Cyber attacks can cost every enterprise $398m reveals Ponemon research
Ponemon Institute and Venafi, the inventor of and market leader in Enterprise Key and Certificate Management (EKCM) solutions, recently announced the 2013 Annual Cost of Failed Trust Report: Threats and Attacks. This new annual report provides the first extensive examination of how failure to control trust in the face of new and evolving security threats places every global enterprise at risk. Based on survey participant expectations, organisations are projected to lose $35 million (USD) over the next 24 months. This estimate is based on a total possible cost exposure of $398 million per organisation. These and other conclusions are based on new primary research conducted by Ponemon Institute among Global 2000 organisations based in Australia, France, Germany, the United Kingdom and the United States.
Every business and government agency relies on critical security technologies to ensure that communications and transactions conducted across the Internet, as well as within closed networks, remain trusted, private and compliant with regulations. The most essential of these technologies are cryptographic keys and digital certificates, which provide the foundation of trust for the modern world of secure communications, card payments, online shopping, smartphones and cloud computing.
Yet failing to manage certificates and keys creates vulnerabilities that cybercriminals exploit to breach enterprise networks, steal data and disrupt critical business operations.

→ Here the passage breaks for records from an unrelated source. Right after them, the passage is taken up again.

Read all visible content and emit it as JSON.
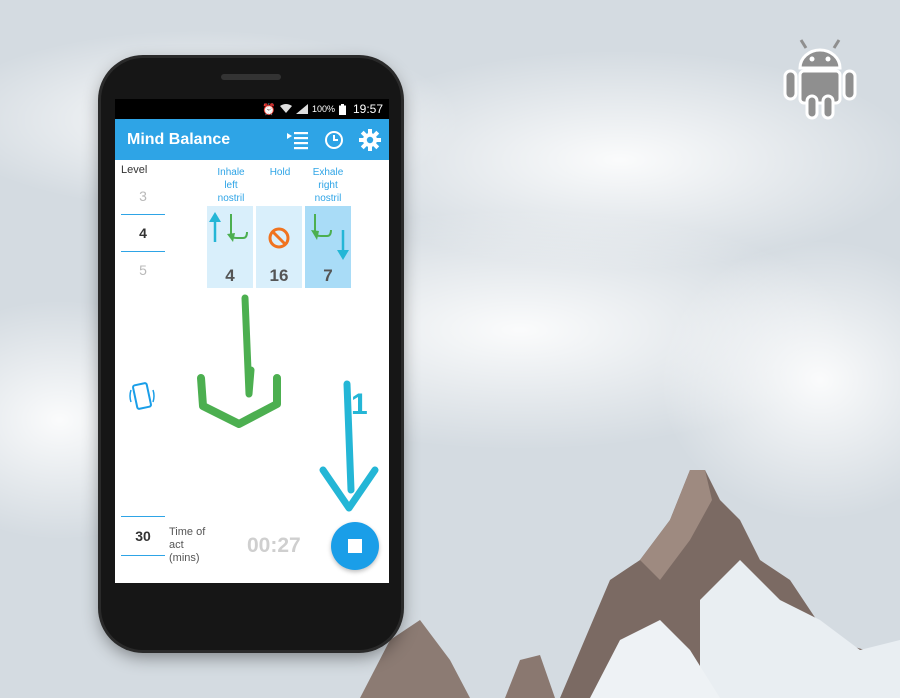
{
  "status_bar": {
    "battery": "100%",
    "time": "19:57"
  },
  "app": {
    "title": "Mind Balance",
    "actions": [
      "list-icon",
      "clock-icon",
      "gear-icon"
    ]
  },
  "level": {
    "label": "Level",
    "items": [
      "3",
      "4",
      "5"
    ],
    "selected": "4"
  },
  "phases": [
    {
      "head": "Inhale\nleft\nnostril",
      "value": "4",
      "icon": "inhale-left-icon"
    },
    {
      "head": "Hold",
      "value": "16",
      "icon": "no-entry-icon"
    },
    {
      "head": "Exhale\nright\nnostril",
      "value": "7",
      "icon": "exhale-right-icon",
      "active": true
    }
  ],
  "time_of_act": {
    "label": "Time of\nact\n(mins)",
    "selected": "30"
  },
  "timer": {
    "elapsed": "00:27"
  },
  "annotation": {
    "step": "1"
  },
  "colors": {
    "accent": "#2ea4e6",
    "stop": "#1a9ee8",
    "green": "#4caf50",
    "cyan": "#24b6d6",
    "orange": "#f0731f"
  }
}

Until now, the cost of failed trust from these attacks has not been quantified but is based only on anecdotal evidence. This report changes that by providing hard research data about the financial risks.
“In partnering with Venafi, we set out to answer for the first time one of the most sought-after questions in information security and compliance: what are the precise financial consequences of failed trust from malicious attacks that exploit cryptographic key and certificate management failures?” said Larry Ponemon, chairman and founder of Ponemon Institute Research. “We rely on keys and certificates to provide the bedrock of trust for all business and government activities, online and in the cloud. Yet criminals are turning our dependence on these trust instruments against us at an alarming rate.

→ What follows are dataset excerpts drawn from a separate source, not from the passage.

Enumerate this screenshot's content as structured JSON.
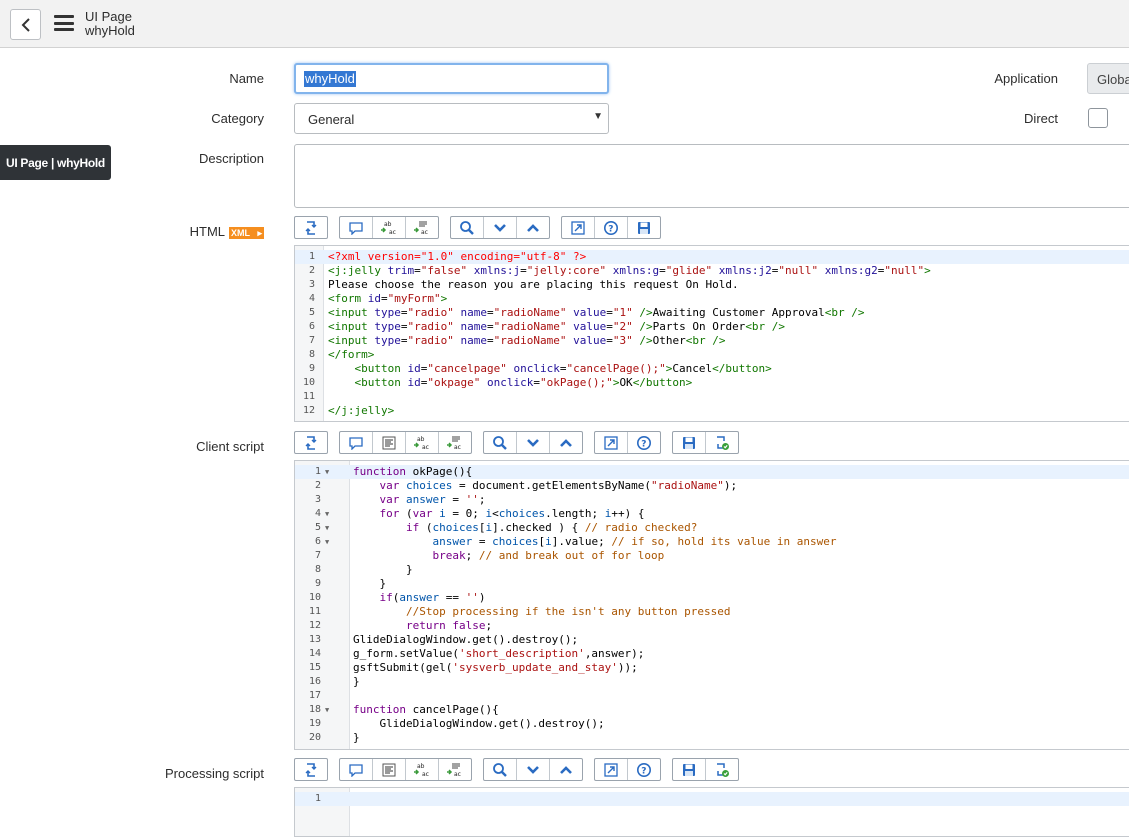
{
  "header": {
    "title": "UI Page",
    "record": "whyHold"
  },
  "tooltip": "UI Page | whyHold",
  "form": {
    "name_label": "Name",
    "name_value": "whyHold",
    "category_label": "Category",
    "category_value": "General",
    "description_label": "Description",
    "description_value": "",
    "application_label": "Application",
    "application_value": "Globa",
    "direct_label": "Direct",
    "direct_checked": false,
    "html_label": "HTML",
    "xml_badge": "XML",
    "client_script_label": "Client script",
    "processing_script_label": "Processing script"
  },
  "icons": {
    "back": "chevron-left-icon",
    "menu": "hamburger-menu-icon",
    "toolbar_html": [
      "toggle-syntax-icon",
      "comment-icon",
      "format-icon",
      "replace-icon",
      "search-icon",
      "find-next-icon",
      "find-previous-icon",
      "fullscreen-icon",
      "help-icon",
      "save-icon"
    ],
    "toolbar_script": [
      "toggle-syntax-icon",
      "comment-icon",
      "format-code-icon",
      "format-icon",
      "replace-icon",
      "search-icon",
      "find-next-icon",
      "find-previous-icon",
      "fullscreen-icon",
      "help-icon",
      "save-icon",
      "script-debugger-icon"
    ]
  },
  "html_code": [
    [
      {
        "t": "<?xml version=\"1.0\" encoding=\"utf-8\" ?>",
        "c": "pi"
      }
    ],
    [
      {
        "t": "<j:jelly",
        "c": "tag"
      },
      {
        "t": " trim",
        "c": "attr"
      },
      {
        "t": "=",
        "c": "txt"
      },
      {
        "t": "\"false\"",
        "c": "str"
      },
      {
        "t": " xmlns:j",
        "c": "attr"
      },
      {
        "t": "=",
        "c": "txt"
      },
      {
        "t": "\"jelly:core\"",
        "c": "str"
      },
      {
        "t": " xmlns:g",
        "c": "attr"
      },
      {
        "t": "=",
        "c": "txt"
      },
      {
        "t": "\"glide\"",
        "c": "str"
      },
      {
        "t": " xmlns:j2",
        "c": "attr"
      },
      {
        "t": "=",
        "c": "txt"
      },
      {
        "t": "\"null\"",
        "c": "str"
      },
      {
        "t": " xmlns:g2",
        "c": "attr"
      },
      {
        "t": "=",
        "c": "txt"
      },
      {
        "t": "\"null\"",
        "c": "str"
      },
      {
        "t": ">",
        "c": "tag"
      }
    ],
    [
      {
        "t": "Please choose the reason you are placing this request On Hold.",
        "c": "txt"
      }
    ],
    [
      {
        "t": "<form",
        "c": "tag"
      },
      {
        "t": " id",
        "c": "attr"
      },
      {
        "t": "=",
        "c": "txt"
      },
      {
        "t": "\"myForm\"",
        "c": "str"
      },
      {
        "t": ">",
        "c": "tag"
      }
    ],
    [
      {
        "t": "<input",
        "c": "tag"
      },
      {
        "t": " type",
        "c": "attr"
      },
      {
        "t": "=",
        "c": "txt"
      },
      {
        "t": "\"radio\"",
        "c": "str"
      },
      {
        "t": " name",
        "c": "attr"
      },
      {
        "t": "=",
        "c": "txt"
      },
      {
        "t": "\"radioName\"",
        "c": "str"
      },
      {
        "t": " value",
        "c": "attr"
      },
      {
        "t": "=",
        "c": "txt"
      },
      {
        "t": "\"1\"",
        "c": "str"
      },
      {
        "t": " />",
        "c": "tag"
      },
      {
        "t": "Awaiting Customer Approval",
        "c": "txt"
      },
      {
        "t": "<br />",
        "c": "tag"
      }
    ],
    [
      {
        "t": "<input",
        "c": "tag"
      },
      {
        "t": " type",
        "c": "attr"
      },
      {
        "t": "=",
        "c": "txt"
      },
      {
        "t": "\"radio\"",
        "c": "str"
      },
      {
        "t": " name",
        "c": "attr"
      },
      {
        "t": "=",
        "c": "txt"
      },
      {
        "t": "\"radioName\"",
        "c": "str"
      },
      {
        "t": " value",
        "c": "attr"
      },
      {
        "t": "=",
        "c": "txt"
      },
      {
        "t": "\"2\"",
        "c": "str"
      },
      {
        "t": " />",
        "c": "tag"
      },
      {
        "t": "Parts On Order",
        "c": "txt"
      },
      {
        "t": "<br />",
        "c": "tag"
      }
    ],
    [
      {
        "t": "<input",
        "c": "tag"
      },
      {
        "t": " type",
        "c": "attr"
      },
      {
        "t": "=",
        "c": "txt"
      },
      {
        "t": "\"radio\"",
        "c": "str"
      },
      {
        "t": " name",
        "c": "attr"
      },
      {
        "t": "=",
        "c": "txt"
      },
      {
        "t": "\"radioName\"",
        "c": "str"
      },
      {
        "t": " value",
        "c": "attr"
      },
      {
        "t": "=",
        "c": "txt"
      },
      {
        "t": "\"3\"",
        "c": "str"
      },
      {
        "t": " />",
        "c": "tag"
      },
      {
        "t": "Other",
        "c": "txt"
      },
      {
        "t": "<br />",
        "c": "tag"
      }
    ],
    [
      {
        "t": "</form>",
        "c": "tag"
      }
    ],
    [
      {
        "t": "    ",
        "c": "txt"
      },
      {
        "t": "<button",
        "c": "tag"
      },
      {
        "t": " id",
        "c": "attr"
      },
      {
        "t": "=",
        "c": "txt"
      },
      {
        "t": "\"cancelpage\"",
        "c": "str"
      },
      {
        "t": " onclick",
        "c": "attr"
      },
      {
        "t": "=",
        "c": "txt"
      },
      {
        "t": "\"cancelPage();\"",
        "c": "str"
      },
      {
        "t": ">",
        "c": "tag"
      },
      {
        "t": "Cancel",
        "c": "txt"
      },
      {
        "t": "</button>",
        "c": "tag"
      }
    ],
    [
      {
        "t": "    ",
        "c": "txt"
      },
      {
        "t": "<button",
        "c": "tag"
      },
      {
        "t": " id",
        "c": "attr"
      },
      {
        "t": "=",
        "c": "txt"
      },
      {
        "t": "\"okpage\"",
        "c": "str"
      },
      {
        "t": " onclick",
        "c": "attr"
      },
      {
        "t": "=",
        "c": "txt"
      },
      {
        "t": "\"okPage();\"",
        "c": "str"
      },
      {
        "t": ">",
        "c": "tag"
      },
      {
        "t": "OK",
        "c": "txt"
      },
      {
        "t": "</button>",
        "c": "tag"
      }
    ],
    [],
    [
      {
        "t": "</j:jelly>",
        "c": "tag"
      }
    ]
  ],
  "client_code": [
    {
      "f": true,
      "s": [
        {
          "t": "function",
          "c": "kw"
        },
        {
          "t": " okPage(){",
          "c": "txt"
        }
      ]
    },
    {
      "f": false,
      "s": [
        {
          "t": "    ",
          "c": "txt"
        },
        {
          "t": "var",
          "c": "kw"
        },
        {
          "t": " ",
          "c": "txt"
        },
        {
          "t": "choices",
          "c": "var"
        },
        {
          "t": " = document.getElementsByName(",
          "c": "txt"
        },
        {
          "t": "\"radioName\"",
          "c": "strjs"
        },
        {
          "t": ");",
          "c": "txt"
        }
      ]
    },
    {
      "f": false,
      "s": [
        {
          "t": "    ",
          "c": "txt"
        },
        {
          "t": "var",
          "c": "kw"
        },
        {
          "t": " ",
          "c": "txt"
        },
        {
          "t": "answer",
          "c": "var"
        },
        {
          "t": " = ",
          "c": "txt"
        },
        {
          "t": "''",
          "c": "strjs"
        },
        {
          "t": ";",
          "c": "txt"
        }
      ]
    },
    {
      "f": true,
      "s": [
        {
          "t": "    ",
          "c": "txt"
        },
        {
          "t": "for",
          "c": "kw"
        },
        {
          "t": " (",
          "c": "txt"
        },
        {
          "t": "var",
          "c": "kw"
        },
        {
          "t": " ",
          "c": "txt"
        },
        {
          "t": "i",
          "c": "var"
        },
        {
          "t": " = 0; ",
          "c": "txt"
        },
        {
          "t": "i",
          "c": "var"
        },
        {
          "t": "<",
          "c": "txt"
        },
        {
          "t": "choices",
          "c": "var"
        },
        {
          "t": ".length; ",
          "c": "txt"
        },
        {
          "t": "i",
          "c": "var"
        },
        {
          "t": "++) {",
          "c": "txt"
        }
      ]
    },
    {
      "f": true,
      "s": [
        {
          "t": "        ",
          "c": "txt"
        },
        {
          "t": "if",
          "c": "kw"
        },
        {
          "t": " (",
          "c": "txt"
        },
        {
          "t": "choices",
          "c": "var"
        },
        {
          "t": "[",
          "c": "txt"
        },
        {
          "t": "i",
          "c": "var"
        },
        {
          "t": "].checked ) { ",
          "c": "txt"
        },
        {
          "t": "// radio checked?",
          "c": "cm"
        }
      ]
    },
    {
      "f": true,
      "s": [
        {
          "t": "            ",
          "c": "txt"
        },
        {
          "t": "answer",
          "c": "var"
        },
        {
          "t": " = ",
          "c": "txt"
        },
        {
          "t": "choices",
          "c": "var"
        },
        {
          "t": "[",
          "c": "txt"
        },
        {
          "t": "i",
          "c": "var"
        },
        {
          "t": "].value; ",
          "c": "txt"
        },
        {
          "t": "// if so, hold its value in answer",
          "c": "cm"
        }
      ]
    },
    {
      "f": false,
      "s": [
        {
          "t": "            ",
          "c": "txt"
        },
        {
          "t": "break",
          "c": "kw"
        },
        {
          "t": "; ",
          "c": "txt"
        },
        {
          "t": "// and break out of for loop",
          "c": "cm"
        }
      ]
    },
    {
      "f": false,
      "s": [
        {
          "t": "        }",
          "c": "txt"
        }
      ]
    },
    {
      "f": false,
      "s": [
        {
          "t": "    }",
          "c": "txt"
        }
      ]
    },
    {
      "f": false,
      "s": [
        {
          "t": "    ",
          "c": "txt"
        },
        {
          "t": "if",
          "c": "kw"
        },
        {
          "t": "(",
          "c": "txt"
        },
        {
          "t": "answer",
          "c": "var"
        },
        {
          "t": " == ",
          "c": "txt"
        },
        {
          "t": "''",
          "c": "strjs"
        },
        {
          "t": ")",
          "c": "txt"
        }
      ]
    },
    {
      "f": false,
      "s": [
        {
          "t": "        ",
          "c": "txt"
        },
        {
          "t": "//Stop processing if the isn't any button pressed",
          "c": "cm"
        }
      ]
    },
    {
      "f": false,
      "s": [
        {
          "t": "        ",
          "c": "txt"
        },
        {
          "t": "return",
          "c": "kw"
        },
        {
          "t": " ",
          "c": "txt"
        },
        {
          "t": "false",
          "c": "kw"
        },
        {
          "t": ";",
          "c": "txt"
        }
      ]
    },
    {
      "f": false,
      "s": [
        {
          "t": "GlideDialogWindow.get().destroy();",
          "c": "txt"
        }
      ]
    },
    {
      "f": false,
      "s": [
        {
          "t": "g_form.setValue(",
          "c": "txt"
        },
        {
          "t": "'short_description'",
          "c": "strjs"
        },
        {
          "t": ",answer);",
          "c": "txt"
        }
      ]
    },
    {
      "f": false,
      "s": [
        {
          "t": "gsftSubmit(gel(",
          "c": "txt"
        },
        {
          "t": "'sysverb_update_and_stay'",
          "c": "strjs"
        },
        {
          "t": "));",
          "c": "txt"
        }
      ]
    },
    {
      "f": false,
      "s": [
        {
          "t": "}",
          "c": "txt"
        }
      ]
    },
    {
      "f": false,
      "s": []
    },
    {
      "f": true,
      "s": [
        {
          "t": "function",
          "c": "kw"
        },
        {
          "t": " cancelPage(){",
          "c": "txt"
        }
      ]
    },
    {
      "f": false,
      "s": [
        {
          "t": "    GlideDialogWindow.get().destroy();",
          "c": "txt"
        }
      ]
    },
    {
      "f": false,
      "s": [
        {
          "t": "}",
          "c": "txt"
        }
      ]
    }
  ],
  "processing_code": [
    "1"
  ]
}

“This new research not only allows us to quantify the cost of these trust exploits, but also gives insight into how enterprise failures in key and certificate management open the door to criminals. More than half of the companies surveyed, for instance, do not know how many keys and certificates they have, which is both a serious security issue and a Governance, Risk and Compliance (GRC) gap that executives must address with proper controls,” said Ponemon. “It’s not surprising then that all companies we spoke with had suffered an attack on trust due to failed key and certificate management, or that these attacks are projected to cost organisations an average of $35 million, with a maximum possible cost exposure of $398 million per organisation. This level of risk and exposure demands remediation.”

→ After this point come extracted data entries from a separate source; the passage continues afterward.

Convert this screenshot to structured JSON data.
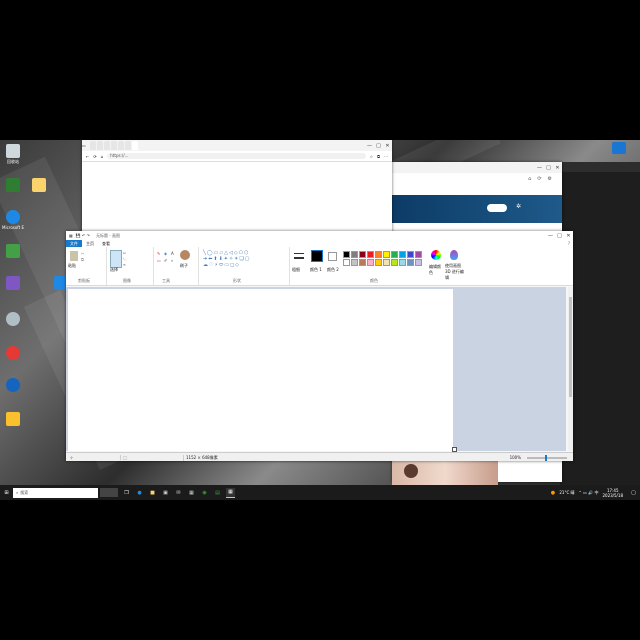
{
  "desktop": {
    "icons": [
      {
        "label": "回收站",
        "color": "#cfd8dc"
      },
      {
        "label": "",
        "color": "#2e7d32"
      },
      {
        "label": "Microsoft Edge",
        "color": "#1e88e5"
      },
      {
        "label": "",
        "color": "#43a047"
      },
      {
        "label": "",
        "color": "#7e57c2"
      },
      {
        "label": "",
        "color": "#b0bec5"
      },
      {
        "label": "",
        "color": "#e53935"
      },
      {
        "label": "",
        "color": "#1565c0"
      },
      {
        "label": "",
        "color": "#fbc02d"
      }
    ],
    "folder_label": ""
  },
  "browser": {
    "tabs": [
      "",
      "",
      "",
      "",
      "",
      "",
      ""
    ],
    "address": "https://...",
    "controls": {
      "minimize": "—",
      "maximize": "□",
      "close": "✕"
    }
  },
  "side_window": {
    "link_text": "",
    "search_button": ""
  },
  "paint": {
    "title": "无标题 - 画图",
    "menu": {
      "file": "文件",
      "home": "主页",
      "view": "查看"
    },
    "groups": {
      "clipboard": "剪贴板",
      "image": "图像",
      "tools": "工具",
      "shapes": "形状",
      "colors": "颜色"
    },
    "buttons": {
      "paste": "粘贴",
      "select": "选择",
      "brushes": "刷子",
      "size": "粗细",
      "color1": "颜色 1",
      "color2": "颜色 2",
      "edit_colors": "编辑颜色",
      "paint3d": "使用画图 3D 进行编辑"
    },
    "palette": [
      "#000000",
      "#7f7f7f",
      "#880015",
      "#ed1c24",
      "#ff7f27",
      "#fff200",
      "#22b14c",
      "#00a2e8",
      "#3f48cc",
      "#a349a4",
      "#ffffff",
      "#c3c3c3",
      "#b97a57",
      "#ffaec9",
      "#ffc90e",
      "#efe4b0",
      "#b5e61d",
      "#99d9ea",
      "#7092be",
      "#c8bfe7"
    ],
    "status": {
      "canvas_size": "1152 × 648像素",
      "zoom": "100%"
    }
  },
  "taskbar": {
    "search_placeholder": "搜索",
    "weather": "21°C 晴",
    "time": "17:45",
    "date": "2023/5/18"
  }
}
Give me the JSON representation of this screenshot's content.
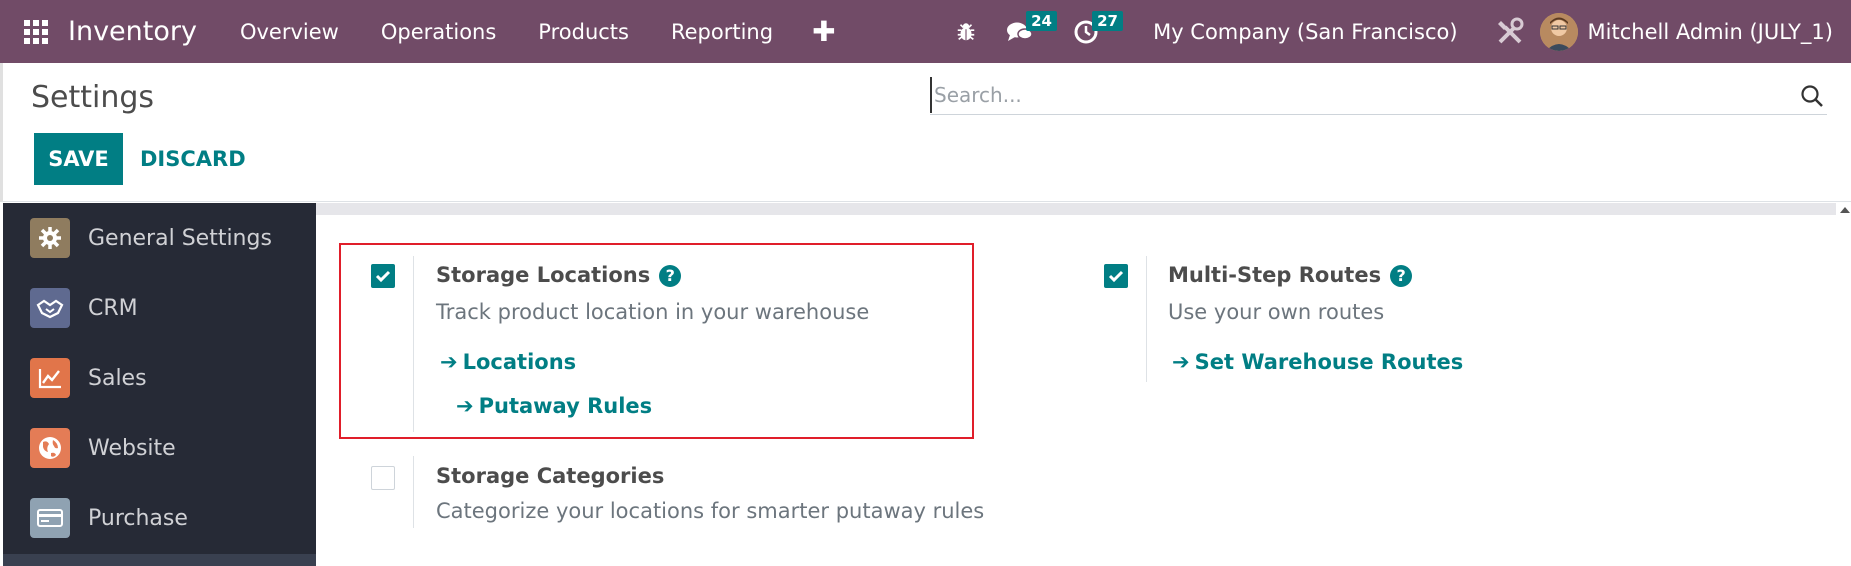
{
  "navbar": {
    "app_name": "Inventory",
    "menu": [
      "Overview",
      "Operations",
      "Products",
      "Reporting"
    ],
    "messages_count": "24",
    "activities_count": "27",
    "company": "My Company (San Francisco)",
    "user": "Mitchell Admin (JULY_1)"
  },
  "control_panel": {
    "title": "Settings",
    "save_label": "SAVE",
    "discard_label": "DISCARD",
    "search_placeholder": "Search..."
  },
  "sidebar": {
    "items": [
      {
        "label": "General Settings",
        "icon": "gear-icon",
        "color": "#8f7c5f"
      },
      {
        "label": "CRM",
        "icon": "handshake-icon",
        "color": "#5f6a90"
      },
      {
        "label": "Sales",
        "icon": "chart-line-icon",
        "color": "#e1754a"
      },
      {
        "label": "Website",
        "icon": "globe-icon",
        "color": "#e47c56"
      },
      {
        "label": "Purchase",
        "icon": "credit-card-icon",
        "color": "#8fa2b2"
      }
    ]
  },
  "settings": {
    "storage_locations": {
      "title": "Storage Locations",
      "description": "Track product location in your warehouse",
      "checked": true,
      "links": [
        "Locations",
        "Putaway Rules"
      ]
    },
    "multi_step_routes": {
      "title": "Multi-Step Routes",
      "description": "Use your own routes",
      "checked": true,
      "links": [
        "Set Warehouse Routes"
      ]
    },
    "storage_categories": {
      "title": "Storage Categories",
      "description": "Categorize your locations for smarter putaway rules",
      "checked": false
    }
  },
  "colors": {
    "navbar": "#714b67",
    "accent": "#017e84",
    "sidebar": "#262a36",
    "highlight": "#e01e2a"
  }
}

The report reveals many findings, including:
High costs: On average enterprises are projected to risk losing an average of $35 million over 24 months from attacks on trust. This is based on a total possible cost exposure of almost $400 million per organisation.
Expensive, preventable exploits: Easily preventable exploits of weak cryptography are most likely and are costly, averaging $125 million per incident, per organisation.
Consequences for Certificate Authority (CA) compromises: Attacks on trusted CAs lead to man-in-the-middle and phishing attacks on enterprises, with costs averaging $73 million per incident, per organisation.
Wide-spread vulnerability: All surveyed enterprises suffered at least one attack on trust due to failed key and certificate management.
In addition to revealing the financial impact of failing to control trust, the research also demonstrates the extent of the challenge facing enterprises in regaining control of their keys and certificates:
Too vast a problem for manual management: Enterprises estimate they have on average 17,807 keys and certificates, per organisation. Unknown and unquantified risk: Fifty-one percent of surveyed organisations do not know exactly how many keys and certificates they have. Clear and present danger to cloud computing: Respondents believe difficult-to-detect attacks on Secure Shell (SSH) keys, critical for cloud services from Amazon and Microsoft, present the most alarming threat arising from failure to control trust. Need to establish control over trust: Already 59 percent of enterprises believe that proper key and certificate management can help them regain control over trust and avoid these risks.
“Cyber criminals understand how fragile our ability to control trust has become, and as a result, they continue to target failed key and certificate management,” said Venafi CEO Jeff Hudson. “These exploits wreak havoc by causing unplanned outages, productivity loss, brand damage and data breaches. Until today the financial impact, the extent of the challenges and the industry’s recognition of these compromises remained largely unknown and unquantified.
“Trust is the foundation of all relationships, including those between enterprises and the markets they serve. As our world becomes more connected and more dependent on cloud and mobile technologies, maintaining control over trust by managing keys and certificates must be a top priority for all CEOs, CIOs, CISOs and IT security managers,” Hudson continued. “When trust is compromised, business stops. Our hope is that this report provides both the validation and the motivation to help business and IT executives take action.”